Fasting regimens could also be tailored for specific diseases as stand-alone or adjunct therapies. Results of initial trials of IF (fasting 2 days per week or every other day) in human subjects suggest that there is a critical transition period of 3–6 weeks during which time the brain and body adapt to the new eating pattern and mood is enhanced (Harvie et al., 2011 and Johnson et al., 2007). Though speculative, it is likely that during the latter transition period brain neurochemistry changes so that the “addiction” to regular consumption of food throughout the day is overcome. Notably, the various fasting approaches are likely to have limited efficacy, particularly on aging and conditions other than obesity, unless combined with high-nourishment diets such as the moderate calorie intake and mostly plant-based Mediterranean or Okinawa low-protein diets (0.8 g protein/kg of body weight), consistently associated with health and longevity.
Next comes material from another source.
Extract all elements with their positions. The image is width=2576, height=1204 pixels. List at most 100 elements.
In the future, it will be important to combine epidemiological data, studies of long-lived populations and their diets, and results from model organisms connecting specific dietary components to proaging and prodisease factors, with data from clinical studies, to design large clinical studies that integrate fasting with diets recognized as protective and enjoyable. A better understanding of the molecular mechanisms by which fasting affects various cell types and organ systems should also lead to the development of novel, FDA-approved prophylactic and preventive and therapeutic interventions for a wide range of disorders.
http://www.sciencedirect.com/science/ar ... 3113005032
OK by the way I do take two supplements right now, MitoQ and C60oliveoil on alternating days (10mg of MitoQ, and 5ml of C60oil, sometimes I skip a few days).
They might be really good, might be bad somehow, I know it's a kind of bet. Time will tell, if I get fucked up by them I will necro my C60 thread.